Albert (or “Al”) Einstein, the Nobel prize-winning physicist who gave me/you/the world the theory of relativity E = mc2 (I use that all the time – so useful), had some nut bag pathologist (Thomas Harvey) steal his brain in hopes of scientifically chopping it up to discover any anomalies that could explain the smartest guy in the world’s scientific acumen. Harvey kept Al’s brain in a cider box stashed under a beer cooler. (There’s probably a joke in there somewhere.)
Watch how I flawlessly tie this together with the movie. On the eve of a big party to accept the International Peace Prize (the menu featured those fancy cocktail wieners on platters), 34 year-old Jeremy Spensser gets flattened by a truck. Boom, boom – out go the lights. He left behind a young son and a rather fetching wife.
Jeremy’s Dad and brother – both scientists – feel Jeremy’s lying down on the job and decide to extract his brain and transplant it into probably one of the best dressed robots ever created in a downstairs lab. Told’ja I could tie it all together.
Widow Spensser and her son move into her father and brother-in-law’s giant mansion, unaware her husband’s thinker is powering a 9-foot robot in the basement. Not only can Jeremy-Bot speak (with cool sparking electrical noises), he has ESP, can hypnotize you with the flashing bulbs he calls eyeballs, and can deep fry you with electric beams, which make you pretty much dead and looking for a spare robot to live in.
Things get messy when the robot discovers his brother has had swollen intentions on his former wife, even trying to get her to go to Hawaii with him. She should’ve gone; that’s a pretty impressive/all-inclusive first date.
The p.o.’d robot swims (!) to an condemned part of the Manhattan shipping waterfront, confronts his bro, and zap-zaps him into deadness. There goes another unfulfilled vacation bathing suit.
Wanting to kill the world, Colossus (title only) calls for the scientific community to meet at the U.N. and when they get there, proceeds to microwave every non-robot in sight. Almost all of the people just stand there, so it’s they’re fault for not trying to run away with their pants down while screaming.

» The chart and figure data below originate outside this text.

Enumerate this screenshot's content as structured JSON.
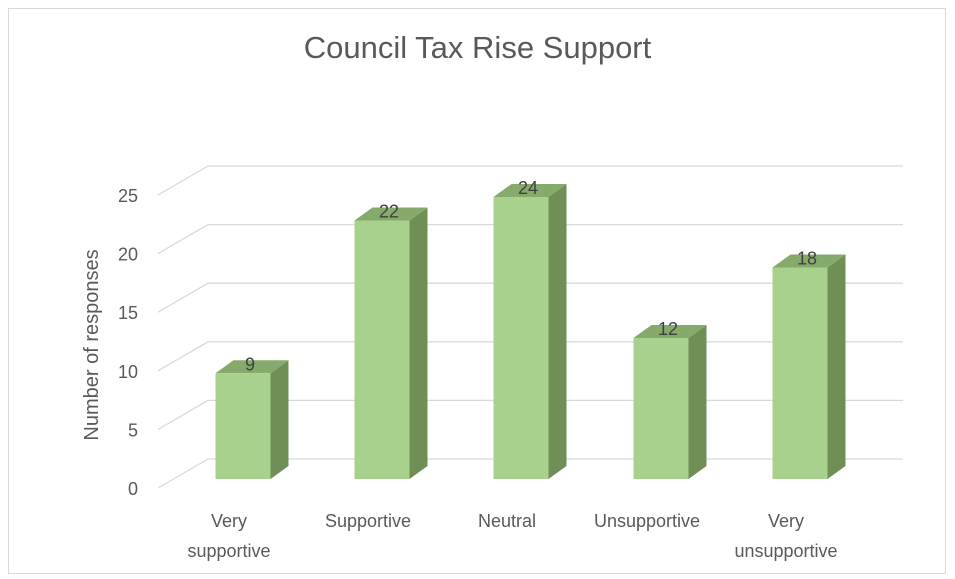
{
  "chart_data": {
    "type": "bar",
    "title": "Council Tax Rise Support",
    "ylabel": "Number of responses",
    "xlabel": "",
    "categories": [
      [
        "Very",
        "supportive"
      ],
      [
        "Supportive"
      ],
      [
        "Neutral"
      ],
      [
        "Unsupportive"
      ],
      [
        "Very",
        "unsupportive"
      ]
    ],
    "values": [
      9,
      22,
      24,
      12,
      18
    ],
    "ylim": [
      0,
      25
    ],
    "yticks": [
      0,
      5,
      10,
      15,
      20,
      25
    ],
    "grid": true,
    "style_3d": true,
    "colors": {
      "front": "#a9d18e",
      "side": "#6f8f56",
      "top": "#86aa6c",
      "grid": "#d9d9d9"
    }
  }
}
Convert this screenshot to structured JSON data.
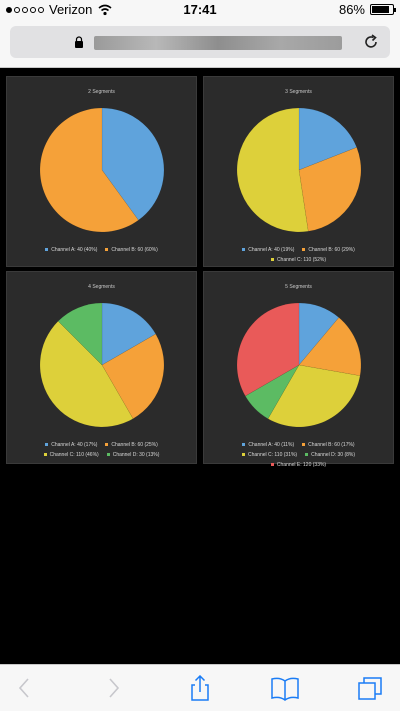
{
  "status_bar": {
    "carrier": "Verizon",
    "time": "17:41",
    "battery": "86%",
    "battery_level": 0.86,
    "signal_bars_filled": 1,
    "signal_bars_total": 5
  },
  "address_bar": {
    "lock_icon": "lock-icon",
    "reload_icon": "reload-icon"
  },
  "toolbar": {
    "icons": [
      "back-icon",
      "forward-icon",
      "share-icon",
      "bookmarks-icon",
      "tabs-icon"
    ]
  },
  "colors": {
    "blue": "#5fa3dc",
    "orange": "#f5a139",
    "yellow": "#ddd03a",
    "green": "#5cbb63",
    "red": "#e95a59",
    "panel_bg": "#2b2b2b"
  },
  "chart_data": [
    {
      "type": "pie",
      "title": "2 Segments",
      "categories": [
        "Channel A",
        "Channel B"
      ],
      "values": [
        40,
        60
      ],
      "colors": [
        "#5fa3dc",
        "#f5a139"
      ],
      "legend": [
        "Channel A: 40 (40%)",
        "Channel B: 60 (60%)"
      ],
      "legend_position": "bottom"
    },
    {
      "type": "pie",
      "title": "3 Segments",
      "categories": [
        "Channel A",
        "Channel B",
        "Channel C"
      ],
      "values": [
        40,
        60,
        110
      ],
      "colors": [
        "#5fa3dc",
        "#f5a139",
        "#ddd03a"
      ],
      "legend": [
        "Channel A: 40 (19%)",
        "Channel B: 60 (29%)",
        "Channel C: 110 (52%)"
      ],
      "legend_position": "bottom"
    },
    {
      "type": "pie",
      "title": "4 Segments",
      "categories": [
        "Channel A",
        "Channel B",
        "Channel C",
        "Channel D"
      ],
      "values": [
        40,
        60,
        110,
        30
      ],
      "colors": [
        "#5fa3dc",
        "#f5a139",
        "#ddd03a",
        "#5cbb63"
      ],
      "legend": [
        "Channel A: 40 (17%)",
        "Channel B: 60 (25%)",
        "Channel C: 110 (46%)",
        "Channel D: 30 (13%)"
      ],
      "legend_position": "bottom"
    },
    {
      "type": "pie",
      "title": "5 Segments",
      "categories": [
        "Channel A",
        "Channel B",
        "Channel C",
        "Channel D",
        "Channel E"
      ],
      "values": [
        40,
        60,
        110,
        30,
        120
      ],
      "colors": [
        "#5fa3dc",
        "#f5a139",
        "#ddd03a",
        "#5cbb63",
        "#e95a59"
      ],
      "legend": [
        "Channel A: 40 (11%)",
        "Channel B: 60 (17%)",
        "Channel C: 110 (31%)",
        "Channel D: 30 (8%)",
        "Channel E: 120 (33%)"
      ],
      "legend_position": "bottom"
    }
  ]
}
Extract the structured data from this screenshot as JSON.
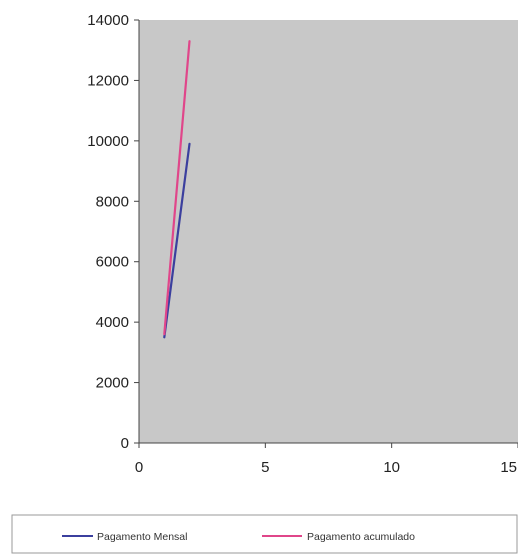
{
  "chart_data": {
    "type": "line",
    "title": "",
    "xlabel": "",
    "ylabel": "",
    "xlim": [
      0,
      15
    ],
    "ylim": [
      0,
      14000
    ],
    "x_ticks": [
      0,
      5,
      10,
      15
    ],
    "y_ticks": [
      0,
      2000,
      4000,
      6000,
      8000,
      10000,
      12000,
      14000
    ],
    "x_tick_labels": [
      "0",
      "5",
      "10",
      "15"
    ],
    "y_tick_labels": [
      "0",
      "2000",
      "4000",
      "6000",
      "8000",
      "10000",
      "12000",
      "14000"
    ],
    "plot_background": "#c8c8c8",
    "grid": false,
    "legend_position": "bottom",
    "series": [
      {
        "name": "Pagamento Mensal",
        "color": "#3b3f9e",
        "x": [
          1,
          2
        ],
        "y": [
          3500,
          9900
        ]
      },
      {
        "name": "Pagamento acumulado",
        "color": "#e0468a",
        "x": [
          1,
          2
        ],
        "y": [
          3600,
          13300
        ]
      }
    ]
  }
}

Bullets do nothing because hey – ROBOT! Fortunately, Spensser’s son – who is against all this zapping – gets through to robo-dad. In a moment of clarity, he has his kid pull the kill-switch lever located on the side of his former rib cage. Then everybody just walks away like that sort of thing happens in New York all the time. Maybe it does. How the heck should I know? I believe everything I see on the TV.
Pretty lame ending. Then again, so it was for Frankenstein’s monster and the Einster.